De vuelta a comisaría nos esperaba una pequeña sorpresa. El sargento Pinilla, de la Policía Municipal, tenía algo que podía interesarnos. Los vecinos de un inmueble en Ciutat Vella los habían llamado porque, desde hacía justo tres días, un perro ladraba y lloraba, aparentemente solo, en uno de los pisos. Se presentaron allí con orden judicial, abrieron la puerta y encontraron al chucho solitario que se desesperaba, muerto de hambre y de sed. Los vecinos no sabían nada del inquilino que habitualmente vivía en el lugar; únicamente que era un hombre de mediana edad al que veían tan poco que ni siquiera podrían reconocer. Habían precintado el piso y trasladado el perro a un depósito municipal. Si en el plazo de dos días nadie lo reclamaba, pasaría a la perrera.

Pinilla estaba convencido de que esa vivienda podía pertenecer a nuestro hombre, de modo que estableció contacto con el dueño y nos lo puso en bandeja para un interrogatorio.

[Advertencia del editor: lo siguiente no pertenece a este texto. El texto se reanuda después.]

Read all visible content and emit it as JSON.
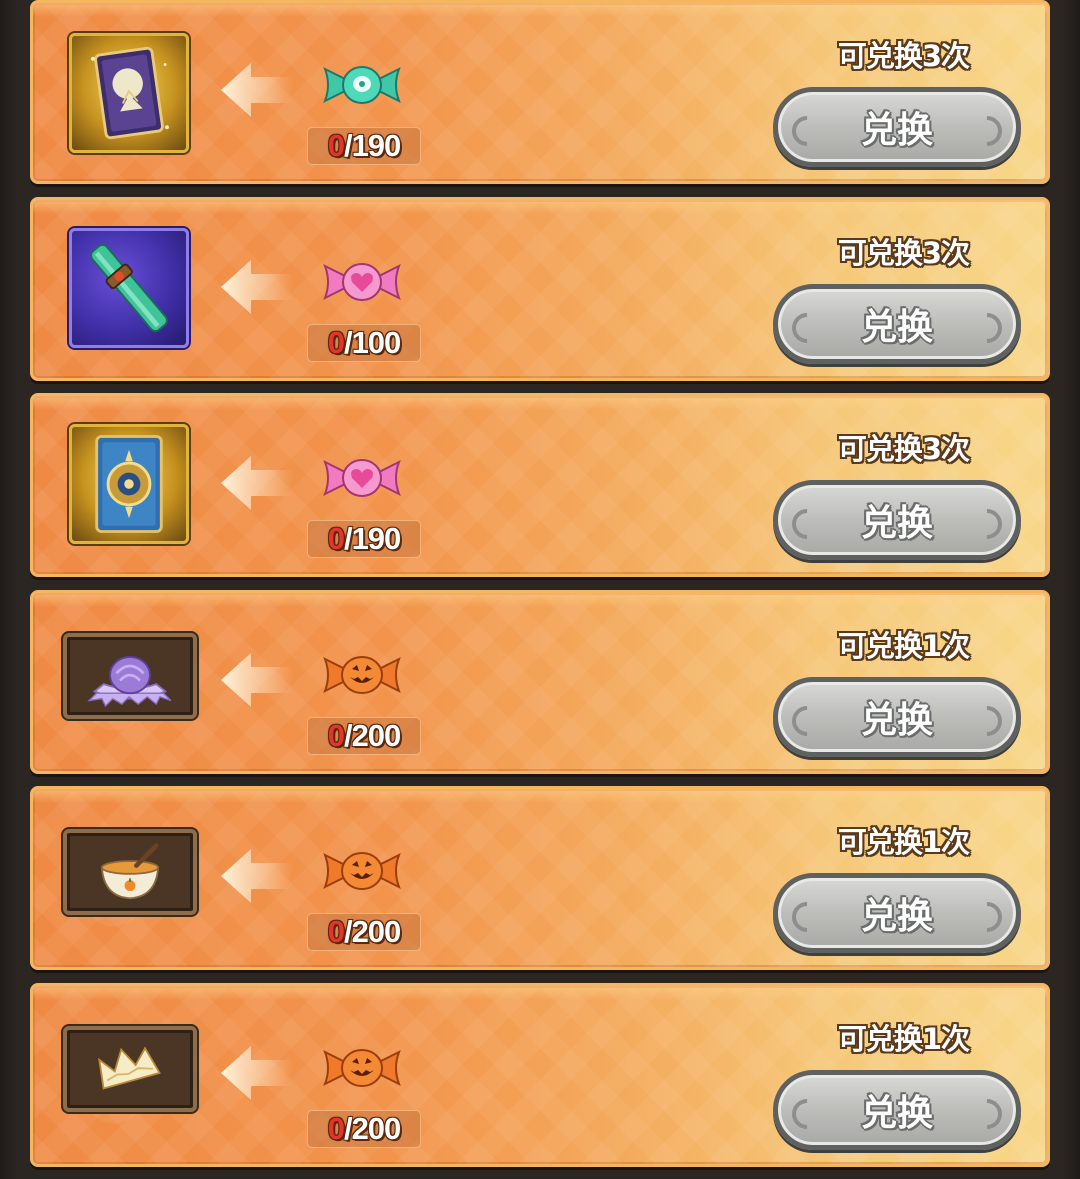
{
  "exchange_list": [
    {
      "reward_icon": "tarot-card-icon",
      "reward_style": "gold",
      "candy_icon": "teal-candy-icon",
      "candy_color": "#3fc7a8",
      "have": "0",
      "need": "/190",
      "limit": "可兑换3次",
      "button": "兑换"
    },
    {
      "reward_icon": "jade-wand-icon",
      "reward_style": "purple",
      "candy_icon": "pink-heart-candy-icon",
      "candy_color": "#f07bc0",
      "have": "0",
      "need": "/100",
      "limit": "可兑换3次",
      "button": "兑换"
    },
    {
      "reward_icon": "card-back-icon",
      "reward_style": "gold",
      "candy_icon": "pink-heart-candy-icon",
      "candy_color": "#f07bc0",
      "have": "0",
      "need": "/190",
      "limit": "可兑换3次",
      "button": "兑换"
    },
    {
      "reward_icon": "purple-flower-hat-icon",
      "reward_style": "brown",
      "candy_icon": "pumpkin-candy-icon",
      "candy_color": "#f07a2a",
      "have": "0",
      "need": "/200",
      "limit": "可兑换1次",
      "button": "兑换"
    },
    {
      "reward_icon": "pumpkin-soup-bowl-icon",
      "reward_style": "brown",
      "candy_icon": "pumpkin-candy-icon",
      "candy_color": "#f07a2a",
      "have": "0",
      "need": "/200",
      "limit": "可兑换1次",
      "button": "兑换"
    },
    {
      "reward_icon": "paper-crown-icon",
      "reward_style": "brown",
      "candy_icon": "pumpkin-candy-icon",
      "candy_color": "#f07a2a",
      "have": "0",
      "need": "/200",
      "limit": "可兑换1次",
      "button": "兑换"
    }
  ]
}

—De los vecinos no sacarán nada más, inspectora; aunque lo conocieran de toda la vida no se lo dirían. Es un barrio duro.

El sargento sabía perfectamente de lo que estaba hablando. Aun así, enviamos a alguien para que volviera a hacer preguntas mientras nosotros nos centrábamos en la presunta vivienda del durmiente.

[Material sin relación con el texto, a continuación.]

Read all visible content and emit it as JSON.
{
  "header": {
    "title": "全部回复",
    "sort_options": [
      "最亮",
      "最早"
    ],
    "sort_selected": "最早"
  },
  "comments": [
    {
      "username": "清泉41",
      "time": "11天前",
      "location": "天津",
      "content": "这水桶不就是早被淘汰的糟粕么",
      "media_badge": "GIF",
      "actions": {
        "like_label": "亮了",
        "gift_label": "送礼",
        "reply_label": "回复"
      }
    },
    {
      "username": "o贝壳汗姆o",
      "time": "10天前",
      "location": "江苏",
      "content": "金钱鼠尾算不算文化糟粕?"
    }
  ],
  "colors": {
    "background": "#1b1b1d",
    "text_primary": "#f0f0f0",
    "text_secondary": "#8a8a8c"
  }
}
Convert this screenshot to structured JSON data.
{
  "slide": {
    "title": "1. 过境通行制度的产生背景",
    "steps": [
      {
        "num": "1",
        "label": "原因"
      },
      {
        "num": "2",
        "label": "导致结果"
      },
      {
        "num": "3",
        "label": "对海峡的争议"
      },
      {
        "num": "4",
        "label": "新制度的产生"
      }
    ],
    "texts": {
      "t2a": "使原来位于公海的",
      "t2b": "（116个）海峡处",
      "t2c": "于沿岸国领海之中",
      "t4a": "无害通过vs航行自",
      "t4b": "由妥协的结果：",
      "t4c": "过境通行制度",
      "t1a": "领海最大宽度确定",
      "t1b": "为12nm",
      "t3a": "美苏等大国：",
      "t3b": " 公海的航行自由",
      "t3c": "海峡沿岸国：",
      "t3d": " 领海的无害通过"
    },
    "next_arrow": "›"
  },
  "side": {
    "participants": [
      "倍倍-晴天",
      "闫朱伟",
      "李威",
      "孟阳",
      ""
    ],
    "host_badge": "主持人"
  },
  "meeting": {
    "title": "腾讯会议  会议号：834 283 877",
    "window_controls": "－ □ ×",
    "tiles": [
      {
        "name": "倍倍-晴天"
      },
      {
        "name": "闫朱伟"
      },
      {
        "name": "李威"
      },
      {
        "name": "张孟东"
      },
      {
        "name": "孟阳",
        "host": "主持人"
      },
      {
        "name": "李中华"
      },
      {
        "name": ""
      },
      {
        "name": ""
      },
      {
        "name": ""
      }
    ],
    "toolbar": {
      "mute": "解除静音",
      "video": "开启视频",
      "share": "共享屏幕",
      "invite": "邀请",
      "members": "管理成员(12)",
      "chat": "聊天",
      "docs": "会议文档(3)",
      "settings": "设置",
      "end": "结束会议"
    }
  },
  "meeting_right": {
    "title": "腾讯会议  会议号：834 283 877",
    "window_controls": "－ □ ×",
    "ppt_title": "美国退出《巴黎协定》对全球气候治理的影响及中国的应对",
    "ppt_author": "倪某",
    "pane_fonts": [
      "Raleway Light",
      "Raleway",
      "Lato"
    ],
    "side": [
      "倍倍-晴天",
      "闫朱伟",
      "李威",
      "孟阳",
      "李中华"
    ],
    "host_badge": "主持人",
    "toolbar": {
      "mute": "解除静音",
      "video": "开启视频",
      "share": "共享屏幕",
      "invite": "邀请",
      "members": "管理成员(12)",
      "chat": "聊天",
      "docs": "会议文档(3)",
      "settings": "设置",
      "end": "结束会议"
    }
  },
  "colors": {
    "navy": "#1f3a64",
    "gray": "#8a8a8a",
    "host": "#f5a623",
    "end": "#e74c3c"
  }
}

El dueño del piso, que lo era a su vez de todo el inmueble, tenía una de las pintas más desagradables que yo podía recordar. Vestido con una cazadora de cuero tostado y luciendo anillos de oro en casi todos los dedos, no se molestó en sonreír, ni prácticamente en saludar.

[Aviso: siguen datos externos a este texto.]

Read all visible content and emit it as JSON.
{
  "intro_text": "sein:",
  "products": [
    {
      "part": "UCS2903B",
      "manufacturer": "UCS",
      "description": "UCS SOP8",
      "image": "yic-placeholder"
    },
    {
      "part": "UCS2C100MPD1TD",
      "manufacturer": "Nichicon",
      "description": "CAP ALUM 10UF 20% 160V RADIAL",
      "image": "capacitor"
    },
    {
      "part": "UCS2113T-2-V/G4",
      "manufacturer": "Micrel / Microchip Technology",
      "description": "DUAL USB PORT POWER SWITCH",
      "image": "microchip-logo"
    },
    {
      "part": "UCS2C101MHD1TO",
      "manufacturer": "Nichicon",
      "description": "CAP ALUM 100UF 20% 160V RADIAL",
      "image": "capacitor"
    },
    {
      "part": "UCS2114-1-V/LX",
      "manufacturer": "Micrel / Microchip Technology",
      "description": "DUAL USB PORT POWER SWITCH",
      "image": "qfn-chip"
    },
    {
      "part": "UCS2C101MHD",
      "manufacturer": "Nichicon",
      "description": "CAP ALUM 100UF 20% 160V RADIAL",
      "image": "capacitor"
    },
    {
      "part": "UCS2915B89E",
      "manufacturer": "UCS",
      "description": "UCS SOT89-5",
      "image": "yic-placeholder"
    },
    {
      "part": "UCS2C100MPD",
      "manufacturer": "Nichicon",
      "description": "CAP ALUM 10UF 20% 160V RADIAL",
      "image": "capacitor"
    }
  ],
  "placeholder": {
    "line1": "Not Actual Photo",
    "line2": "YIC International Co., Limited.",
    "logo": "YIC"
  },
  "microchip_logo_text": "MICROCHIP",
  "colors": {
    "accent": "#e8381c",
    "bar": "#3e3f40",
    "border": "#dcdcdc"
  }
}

—Ya les dije por teléfono a los de la Municipal que el control de mis fincas lo lleva la agencia Urbe.

—¿Nunca vio a su inquilino, ni siquiera cuando firmaron el contrato?

—No, fue la agencia quien hizo la gestión. Ellos encontraron al locatario, ellos le presentaron los documentos y ellos le cobraron el adelanto. Luego, me enviaron una fotocopia del contrato y una nota diciendo: Ignacio Lucena Pastor es su nuevo inquilino. No hay más.

—¿Cuánto hace de eso?

—Unos tres años.

Me fijé en que llevaba los zapatos rotos.

—¿Se recuperará? —preguntó.

—No lo sabemos.

—¿Podrían darme las señas de su familia?

—No tiene familia.

—¿Y a mí quién va a pagarme el alquiler mientras esté en el hospital? ¿No puedo al menos buscar otro inquilino?

—Ni pensarlo. El piso está precintado mientras dure la investigación.

—Oigan, saco cuatro duros de todos esos desgraciados que tengo ahí. Hay moros, negros, de todo; de vez en cuando echamos a alguno porque no paga. No se crean que soy un hombre rico, heredé esa mierda de edificio en esa mierda de barrio, pero no gano ni para comer. Si pudiera ya lo hubiera vendido.

—¿Pagaba Lucena puntualmente?

—Sí, todo iba demasiado bien, algo tenía que pasar.